Dari catatan ini, penulis ingin melihat dinamika anak muda nahdliyyin, atau lapisan santri milenial. Lapisan ini penting ditelisik aspirasi sekaligus perannya, dalam proses menuju seratus tahun Nahdlatul Ulama.
Milenial santri
Bagi lingkaran peneliti sosial, milenial disebut lapisan penduduk yang lahir pada 1980-2000. Atau, mereka yang saat ini berusia 18-38 tahun. Dalam skala ini, santri milenial saat ini pada lapisan santri yang masih mengaji di pesantren, sedang belajar di kampus, sampai pada tahapan menjadi profesional di beberapa perusahaan atau instansi.
Lapisan santri milenial ini, sebagian besar juga mewarnai muslim kelas menengah. Ada transformasi sosial, dari keluarga santri yang dulunya berlatar belakang agraris, kemudian kuliah dan bekerja secara profesional di beberapa kota. Terbukanya kompetisi di kampus-kampus nasional dan internasional dan afirmasi atas sekolah berbasis pesantren, membuka peluang bagi santri untuk menggeluti sains dan ilmu-ilmu yang melengkapi basis pesantren. Pergeseran ini berdampak pada pada identitas santri milenial, yang mempengaruhi pola baru warga nahdliyin.

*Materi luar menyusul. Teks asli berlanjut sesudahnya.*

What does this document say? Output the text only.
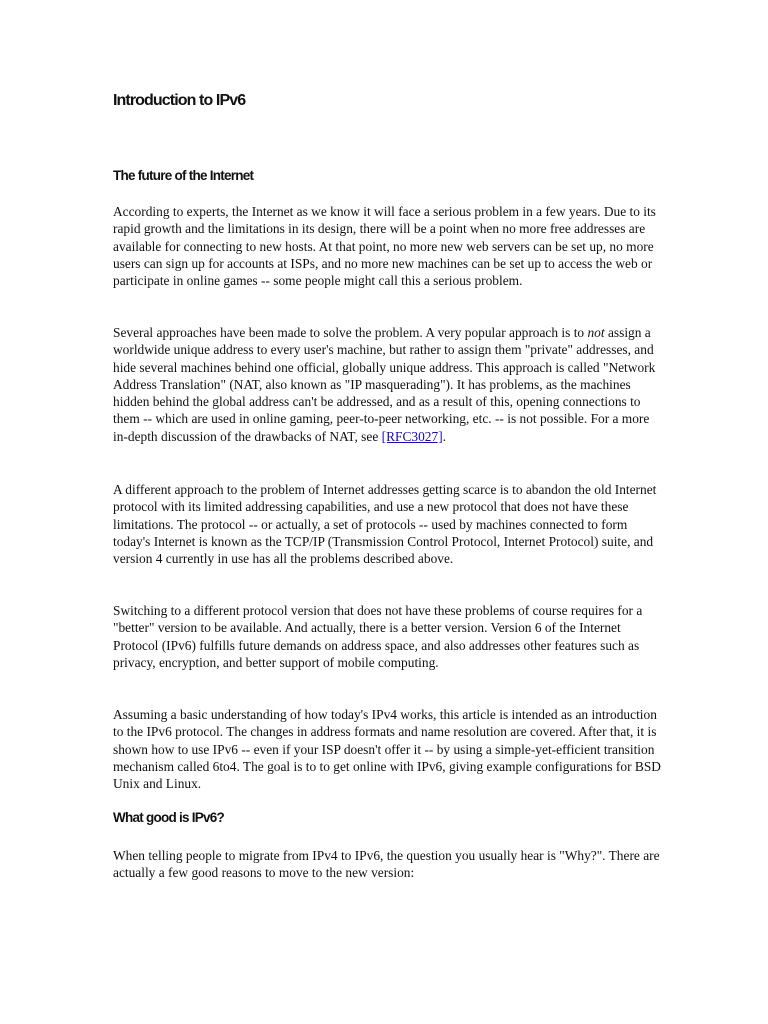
Introduction to IPv6
The future of the Internet

According to experts, the Internet as we know it will face a serious problem in a few years. Due to its rapid growth and the limitations in its design, there will be a point when no more free addresses are available for connecting to new hosts. At that point, no more new web servers can be set up, no more users can sign up for accounts at ISPs, and no more new machines can be set up to access the web or participate in online games -- some people might call this a serious problem.

Several approaches have been made to solve the problem. A very popular approach is to not assign a worldwide unique address to every user's machine, but rather to assign them "private" addresses, and hide several machines behind one official, globally unique address. This approach is called "Network Address Translation" (NAT, also known as "IP masquerading"). It has problems, as the machines hidden behind the global address can't be addressed, and as a result of this, opening connections to them -- which are used in online gaming, peer-to-peer networking, etc. -- is not possible. For a more in-depth discussion of the drawbacks of NAT, see [RFC3027].

A different approach to the problem of Internet addresses getting scarce is to abandon the old Internet protocol with its limited addressing capabilities, and use a new protocol that does not have these limitations. The protocol -- or actually, a set of protocols -- used by machines connected to form today's Internet is known as the TCP/IP (Transmission Control Protocol, Internet Protocol) suite, and version 4 currently in use has all the problems described above.

Switching to a different protocol version that does not have these problems of course requires for a "better" version to be available. And actually, there is a better version. Version 6 of the Internet Protocol (IPv6) fulfills future demands on address space, and also addresses other features such as privacy, encryption, and better support of mobile computing.

Assuming a basic understanding of how today's IPv4 works, this article is intended as an introduction to the IPv6 protocol. The changes in address formats and name resolution are covered. After that, it is shown how to use IPv6 -- even if your ISP doesn't offer it -- by using a simple-yet-efficient transition mechanism called 6to4. The goal is to to get online with IPv6, giving example configurations for BSD Unix and Linux.

What good is IPv6?

When telling people to migrate from IPv4 to IPv6, the question you usually hear is "Why?". There are actually a few good reasons to move to the new version:
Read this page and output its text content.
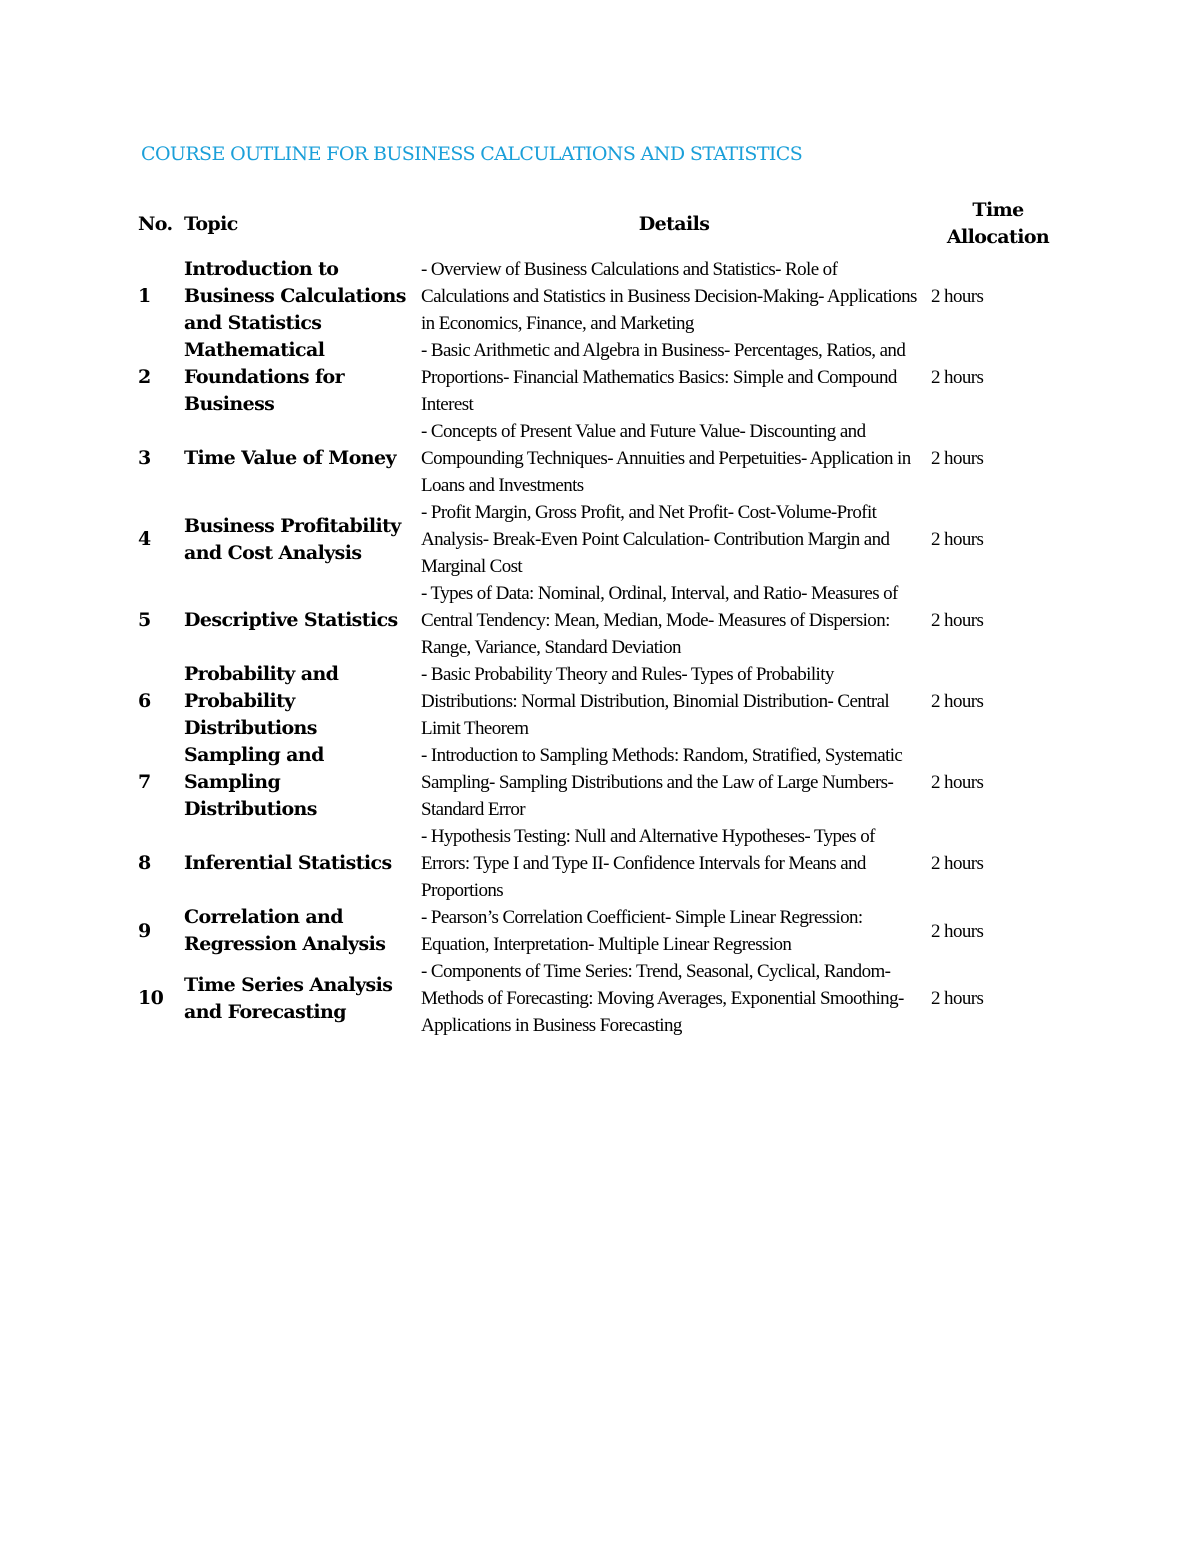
COURSE OUTLINE FOR BUSINESS CALCULATIONS AND STATISTICS
No.	Topic	Details	Time Allocation
1	Introduction to Business Calculations and Statistics	- Overview of Business Calculations and Statistics- Role of Calculations and Statistics in Business Decision-Making- Applications in Economics, Finance, and Marketing	2 hours
2	Mathematical Foundations for Business	- Basic Arithmetic and Algebra in Business- Percentages, Ratios, and Proportions- Financial Mathematics Basics: Simple and Compound Interest	2 hours
3	Time Value of Money	- Concepts of Present Value and Future Value- Discounting and Compounding Techniques- Annuities and Perpetuities- Application in Loans and Investments	2 hours
4	Business Profitability and Cost Analysis	- Profit Margin, Gross Profit, and Net Profit- Cost-Volume-Profit Analysis- Break-Even Point Calculation- Contribution Margin and Marginal Cost	2 hours
5	Descriptive Statistics	- Types of Data: Nominal, Ordinal, Interval, and Ratio- Measures of Central Tendency: Mean, Median, Mode- Measures of Dispersion: Range, Variance, Standard Deviation	2 hours
6	Probability and Probability Distributions	- Basic Probability Theory and Rules- Types of Probability Distributions: Normal Distribution, Binomial Distribution- Central Limit Theorem	2 hours
7	Sampling and Sampling Distributions	- Introduction to Sampling Methods: Random, Stratified, Systematic Sampling- Sampling Distributions and the Law of Large Numbers- Standard Error	2 hours
8	Inferential Statistics	- Hypothesis Testing: Null and Alternative Hypotheses- Types of Errors: Type I and Type II- Confidence Intervals for Means and Proportions	2 hours
9	Correlation and Regression Analysis	- Pearson’s Correlation Coefficient- Simple Linear Regression: Equation, Interpretation- Multiple Linear Regression	2 hours
10	Time Series Analysis and Forecasting	- Components of Time Series: Trend, Seasonal, Cyclical, Random- Methods of Forecasting: Moving Averages, Exponential Smoothing- Applications in Business Forecasting	2 hours
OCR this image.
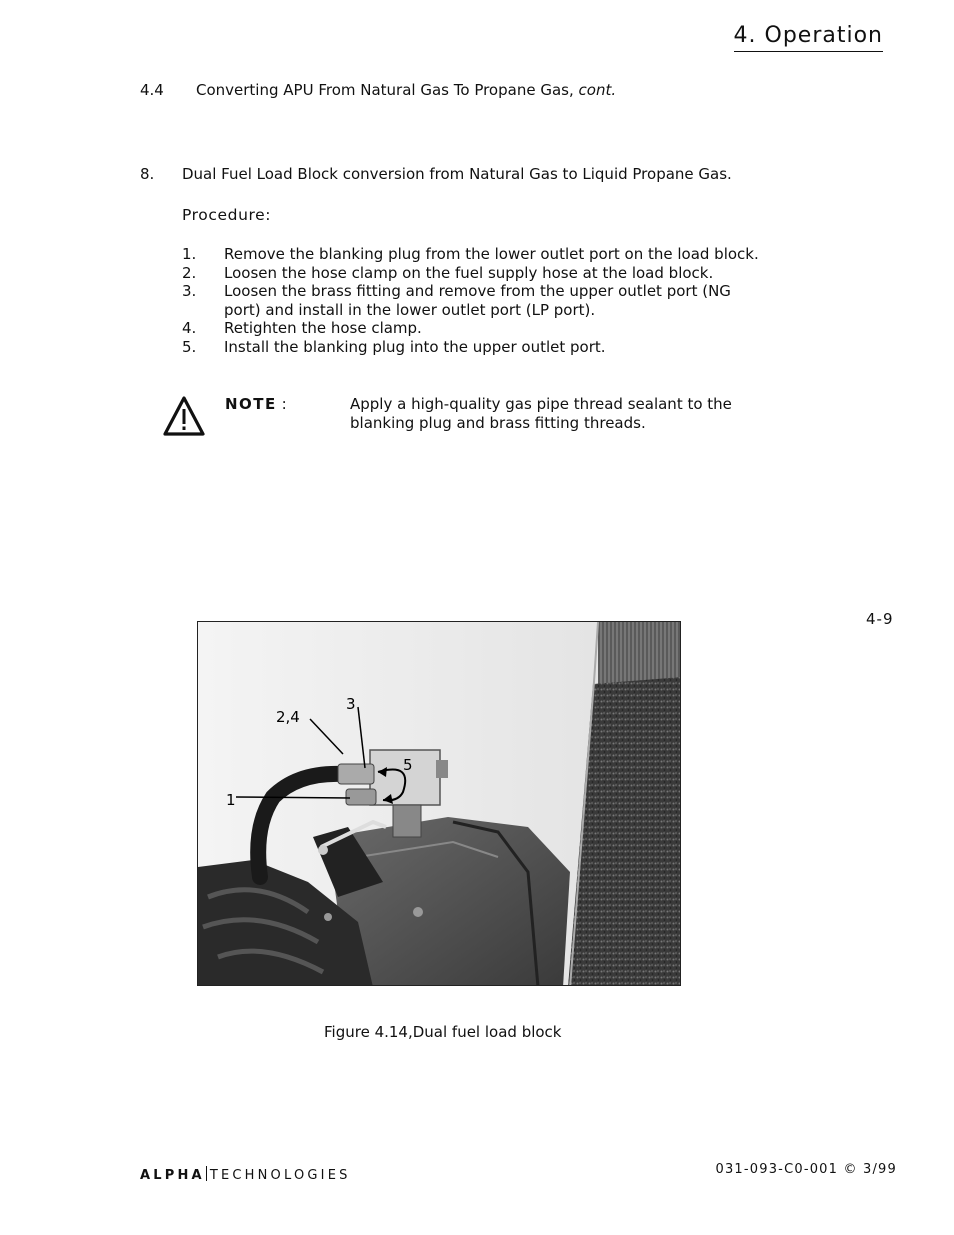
4. Operation
4.4 Converting APU From Natural Gas To Propane Gas, cont.
8. Dual Fuel Load Block conversion from Natural Gas to Liquid Propane Gas.
Procedure:
1. Remove the blanking plug from the lower outlet port on the load block.
2. Loosen the hose clamp on the fuel supply hose at the load block.
3. Loosen the brass fitting and remove from the upper outlet port (NG port) and install in the lower outlet port (LP port).
4. Retighten the hose clamp.
5. Install the blanking plug into the upper outlet port.
NOTE :	Apply a high-quality gas pipe thread sealant to the blanking plug and brass fitting threads.
4-9
1
2,4
3
5
Figure 4.14,Dual fuel load block
ALPHA TECHNOLOGIES	031-093-C0-001 © 3/99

Dari sisi komunikasi, santri-santri milenial juga mewarnai interaksi digital. Sindikasi media yang dibangun oleh santri-santi milenial, berpengaruh pada pembentukan wacana di kalangan muslim kelas menengah. Sejauh ini, puluhan media digital yang mengkampanyekan nilai-nilai Islam Nusantara atau gagasan keislaman ala Nahdlatul Ulama. Interaksi digital dengan lintas platform media sosial, berpengaruh pada wajah baru warga Nahdliyin. Ini menjadi penting, dalam proses menuju satu abad Nahdlatul Ulama.
Dari sejarah panjangnya, Nahdlatul Ulama memiliki tanggung besar: keislaman, keindonesiaan dan kemanusiaan. Tanggungjawab ini, merujuk pada prinsip Nahdlatul Ulama, dalam menjaga ukhuwah Islamiyah (persaudaraan keislaman), ukhuwah wathaniyah (persaudaraan kebangsaan), dan ukhuwah insaniyah (persaudaraan kemanusiaan).
Tanggung jawab ini memiliki spektrum luas: politik kebangsaan, ekonomi, hukum, pendidikan hingga diplomasi internasional. Dari peta ini, tergambar jelas bagaimana, sumbangsih sekaligus tantangan Nahdlatul Ulama dalam siklus seratus tahun (satu abad). (adi)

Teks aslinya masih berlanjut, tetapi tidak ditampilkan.